Methods: Using data from the Centers for Disease Control and Prevention TB Genotyping Information Management System (TB GIMS), we evaluated the demographic, laboratory and clinical characteristics of people identified as being homeless in the year preceding TB diagnosis in Texas from 01/01/2010 12/31/2017. TB cases with missing or unknown homeless status were removed from the analysis. Multivariate logistic regression was used to analyze and evaluate risk factors associated with homeless status and mortality among homeless TB cases.

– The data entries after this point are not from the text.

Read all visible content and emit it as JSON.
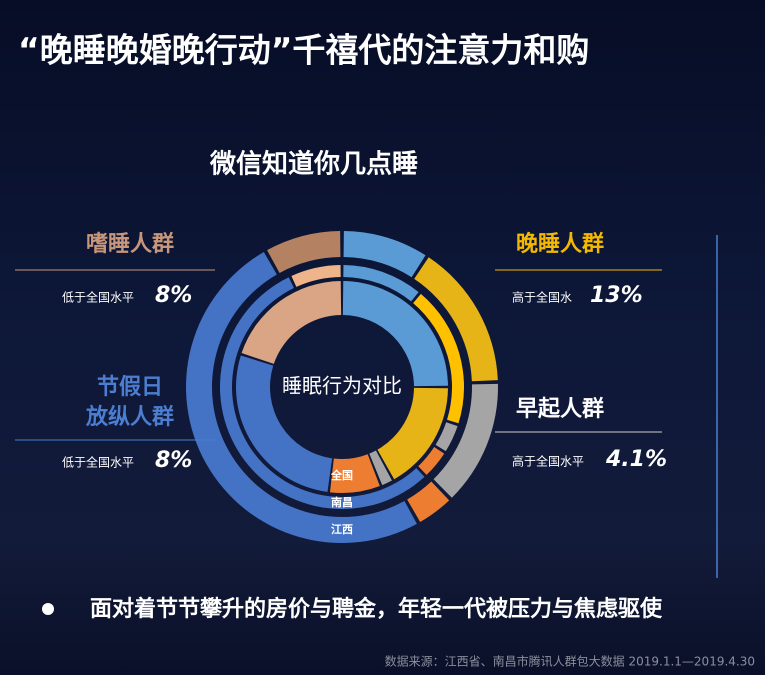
{
  "header": {
    "title": "“晚睡晚婚晚行动”千禧代的注意力和购"
  },
  "subtitle": "微信知道你几点睡",
  "center_label": "睡眠行为对比",
  "rings": [
    {
      "label": "全国",
      "values": [
        25,
        17,
        2,
        8,
        28,
        20
      ],
      "colors": [
        "#5b9bd5",
        "#e6b417",
        "#a5a5a5",
        "#ed7d31",
        "#4472c4",
        "#d9a585"
      ]
    },
    {
      "label": "南昌",
      "values": [
        11,
        19,
        4,
        4,
        55,
        7
      ],
      "colors": [
        "#5b9bd5",
        "#ffc000",
        "#a5a5a5",
        "#ed7d31",
        "#4472c4",
        "#f0b48a"
      ]
    },
    {
      "label": "江西",
      "values": [
        9,
        15,
        13,
        4,
        49,
        8
      ],
      "colors": [
        "#5b9bd5",
        "#e6b417",
        "#a5a5a5",
        "#ed7d31",
        "#4472c4",
        "#b48262"
      ]
    }
  ],
  "groups": [
    {
      "name": "嗜睡人群",
      "note": "低于全国水平",
      "figure": "8%"
    },
    {
      "name": "节假日\n放纵人群",
      "note": "低于全国水平",
      "figure": "8%"
    },
    {
      "name": "晚睡人群",
      "note": "高于全国水",
      "figure": "13%"
    },
    {
      "name": "早起人群",
      "note": "高于全国水平",
      "figure": "4.1%"
    }
  ],
  "bullet": "面对着节节攀升的房价与聘金，年轻一代被压力与焦虑驱使",
  "source": "数据来源：江西省、南昌市腾讯人群包大数据 2019.1.1—2019.4.30"
}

Results: Of the 10,103 newly diagnosed TB cases over the 8 year period, 543 (5.4%) were reported as being homeless in the year preceding TB diagnosis. In 412 homeless TB patients with a reported outcome as died or completed, 57 (13.8%) died during treatment and 355 (86.2%) completed therapy. Age >45, male, black ethnicity, foreign-born, urban living, excessive alcohol consumption, IDU, long-term care facility resident, diabetes, previous TB, and pulmonary TB were associated with homeless TB cases. Being homeless and having TB increased the risk of mortality compared to having TB alone (OR 2.26, p<0.01). Age > 45 years, positive HIV status, cavitary and miliary radiographic findings, no or unknown culture conversion and TB case confirmation by a positive culture/NAA/smear compared to clinical case definition/provider diagnosis were independent risk factors for mortality among homeless TB cases in Texas.
Conclusion: Being homeless increased the risk of TB mortality by nearly 130% compared to being housed prior to TB diagnosis. Our findings indicate that homelessness may be being diagnosed and treated in more advanced TB diseased homeless individuals who probably have poorer health due to the stresses of poverty, comorbidities, and lack of access to health care, leading to higher mortality. Additionally, testing and treatment for HIV among those reporting homelessness may reduce mortality among this high risk group.